On en revient donc aux liens avec la gauche. Faut-il d’abord nécessairement établir un lien avec la gauche ? Celle-ci mérite-t-elle même qu’on s’attarde sur elle pour lui suggérer des manières nouvelles de se penser ? Rien n’est sûr à ce propos. Disons que… c’est mon choix. J’entends par « gauche » une attitude qui, simplement, vise à développer des solidarités, non seulement à une échelle locale, mais au-delà. Le destin d’un indien d’Amazonie aux prises avec la déforestation de son pays me concerne autant que celui de mon voisin producteur de lavande menacé par l’arrivée des parfums artificiels. Liberté oui, égalité bien entendu (car c’est la justice, et que l’exigence de justice me paraît assez anthropologiquement fondée) mais aussi fraternité. Là, c’est plus problématique : le mot disparaît, il n’est presque jamais employé. La dernière fois, je crois, c’était lorsque Ségolène Royal, voulant rebondir après son (relatif) échec, avait réuni ses partisans au Zénith de Paris pour leur faire scander « Fra-ter-ni-té »… et oui, Ségolène Royal a sans doute été la dernière étoile à briller dans le ciel de la gauche française (sans compter les thèmes qu’elle promouvait lors de sa campagne, comme la démocratie participative, qui était loin de n’être qu’un slogan de marketing).

indiens-d-amazoniephoto extraite de ce site

Alors, faut-il établir un lien avec la gauche et dans quel sens la gauche est-elle la gauche ? Par quoi, d’abord, l’Etat est-il menacé ? L’Etat est-il menacé par les groupes sécessionnistes ? N’est-il pas plutôt menacé par l’extrême opposé, cette « super-élite » dont on dit que, ne représentant peut-être que 1% de la population, elle détiendrait 46% des ressources économiques ? N’est-il pas menacé par l’alliance de cette couche sociale extrêmement fine avec les projets technologiques en apparence les plus fous ? Quand des journalistes et des patrons de start-up empressés s’ébahissent des pouvoirs d’une 4ème révolution industrielle (comme vu récemment à « Bibliothèque Médicis » sur LCP) en ne parlant que des « innovations » qui datent d’il y a déjà vingt ans… de brillants hackers ont déjà prévu de mettre en circulation des devises non nationales, échappant à tout contrôle, garanties par des réseaux d’ordinateurs autonomes et ultra-verrouillés, supra-nationaux bien entendu.

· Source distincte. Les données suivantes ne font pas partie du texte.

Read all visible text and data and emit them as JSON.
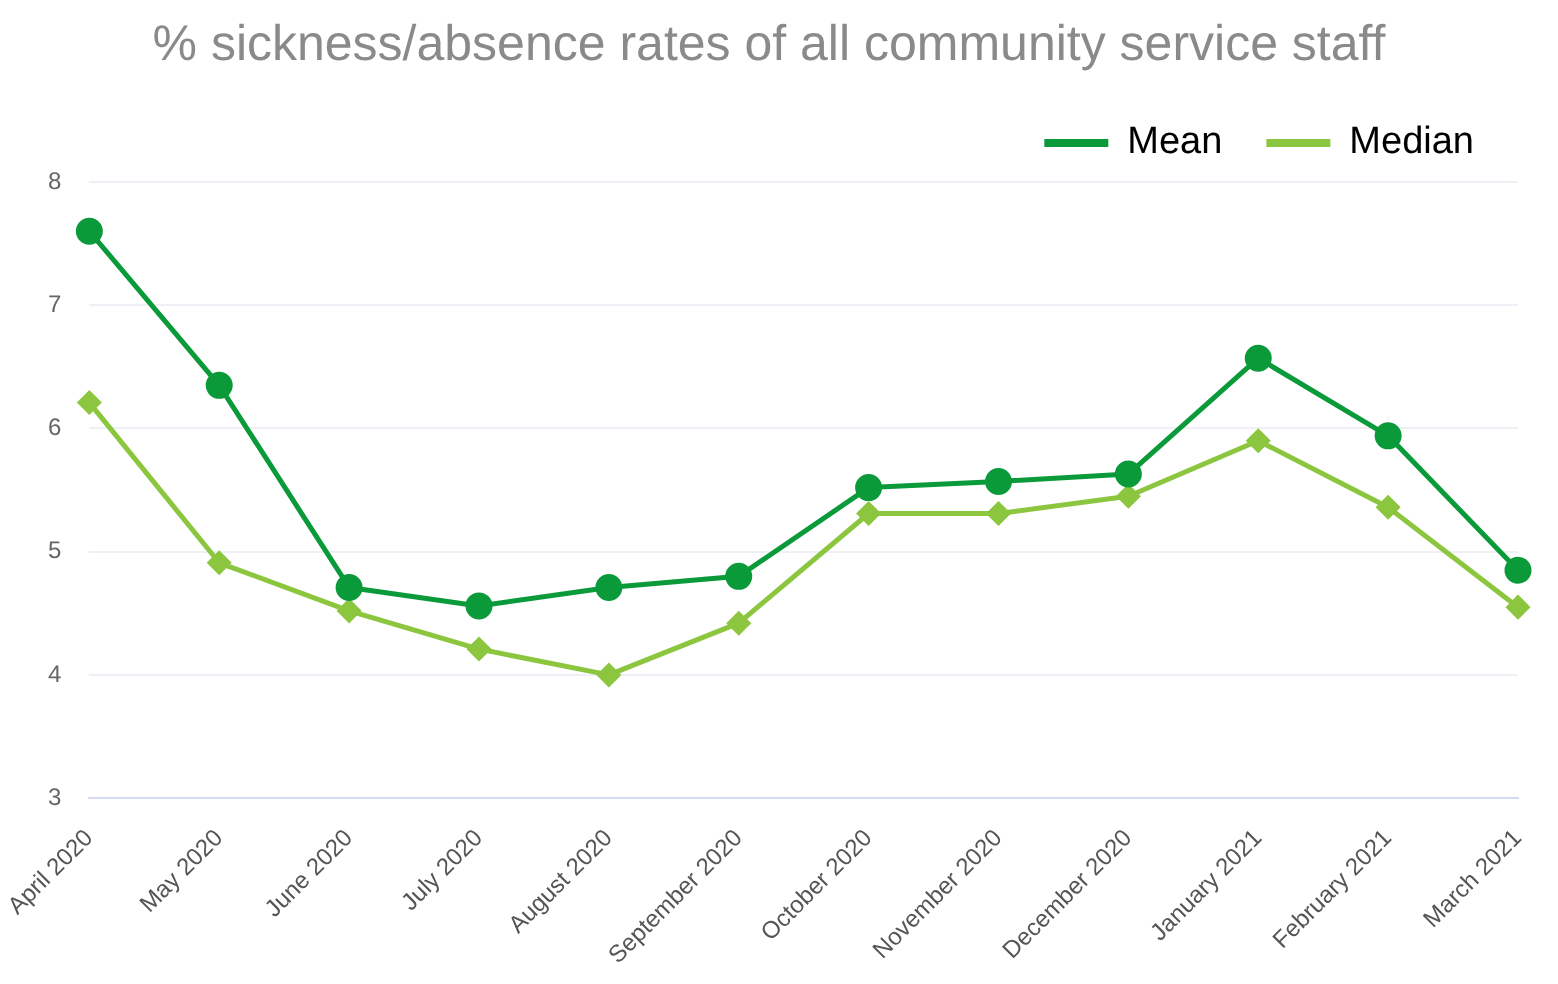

Cela s’appelle des « blockchains » et je suis surpris, en posant la question autour de moi (y compris à des informaticiens de haut niveau), de ne trouver qu’ignorance à ce sujet, or cela existe bien (existe déjà sous la dénomination de « bitcoin »), on pouvait lire récemment dans le journal « Les Echos », une interview de Vitalik Buterin ; « Les blockchains géreront des milliards d’utilisateurs d’ici cinq ans » (définition d’un blockchain : « C’est un réseau décentralisé de milliers d’ordinateurs partout dans le monde qui permet de faire fonctionner différents types d’applications – des devises, des systèmes pour enregistrer des actifs numériques, potentiellement plein d’autres choses –, et ce d’une façon totalement sécurisée qui ne requiert pas que vous ayez confiance en aucune de vos contreparties. En fait, c’est une couche informatique au-dessus de tout ordinateur y participant qui est un moyen de créer un système sûr à partir de composants individuels potentiellement pas sûrs »).

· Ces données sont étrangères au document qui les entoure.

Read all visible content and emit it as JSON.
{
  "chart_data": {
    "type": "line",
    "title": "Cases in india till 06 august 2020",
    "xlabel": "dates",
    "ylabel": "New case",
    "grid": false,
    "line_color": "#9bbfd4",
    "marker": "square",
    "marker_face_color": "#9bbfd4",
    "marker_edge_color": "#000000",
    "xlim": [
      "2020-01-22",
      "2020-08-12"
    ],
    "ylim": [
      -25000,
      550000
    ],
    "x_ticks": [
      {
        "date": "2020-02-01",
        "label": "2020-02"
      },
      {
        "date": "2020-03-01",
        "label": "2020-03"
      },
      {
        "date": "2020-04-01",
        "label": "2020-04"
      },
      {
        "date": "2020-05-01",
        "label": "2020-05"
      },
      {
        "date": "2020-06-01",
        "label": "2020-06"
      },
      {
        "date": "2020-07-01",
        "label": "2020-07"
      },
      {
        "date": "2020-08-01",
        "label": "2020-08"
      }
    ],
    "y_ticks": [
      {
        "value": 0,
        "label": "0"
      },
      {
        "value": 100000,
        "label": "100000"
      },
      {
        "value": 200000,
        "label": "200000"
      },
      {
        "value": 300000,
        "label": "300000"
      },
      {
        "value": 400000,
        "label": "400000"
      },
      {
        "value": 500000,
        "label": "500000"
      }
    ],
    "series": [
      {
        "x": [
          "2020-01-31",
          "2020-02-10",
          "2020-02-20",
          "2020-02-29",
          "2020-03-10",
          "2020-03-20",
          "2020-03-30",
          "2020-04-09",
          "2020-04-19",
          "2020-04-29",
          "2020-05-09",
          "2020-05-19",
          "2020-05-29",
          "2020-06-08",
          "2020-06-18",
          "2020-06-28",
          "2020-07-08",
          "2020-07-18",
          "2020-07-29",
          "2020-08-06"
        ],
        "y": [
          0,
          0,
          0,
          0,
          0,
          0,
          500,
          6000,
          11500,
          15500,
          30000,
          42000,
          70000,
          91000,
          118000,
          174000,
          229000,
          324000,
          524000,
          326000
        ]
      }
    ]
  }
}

Vitalik-Buterin-150x150le hacker Vitalik Buterin

Et que dire des applications en matière de médecine, dont on nous prédit que d’ici peu, elles permettront de court-circuiter le médecin de famille et de proposer des remèdes à nos maux les plus graves… à des coûts dont on ne parle pas, mais dont on sait que déjà ils atteignent des sommets… (lire à ce sujet le témoignage d’un représentant d’une association de malades dans le supplément « Sciences et médecine » du Monde du 19 janvier : « Evaluant le coût de la prise en charge de mon myélome à plus de 100 000 euros, je mesurais la chance d’être malade dans un pays où l’on sort sa carte Vitale et non Visa pour se soigner, et où l’on conserve son salaire pendant les longs arrêts pour maladie que suppose le traitement du cancer ». Jusqu’à quand la protection sociale pourra-t-elle rembourser les frais occasionnés par la consommation de médicaments vitaux contre le cancer ? Serons-nous obligés de faire comme aux Etats-Unis, où les gens arrêtent de se soigner et meurent parce qu’ils n’ont pas assez d’argent pour payer leurs soins ?).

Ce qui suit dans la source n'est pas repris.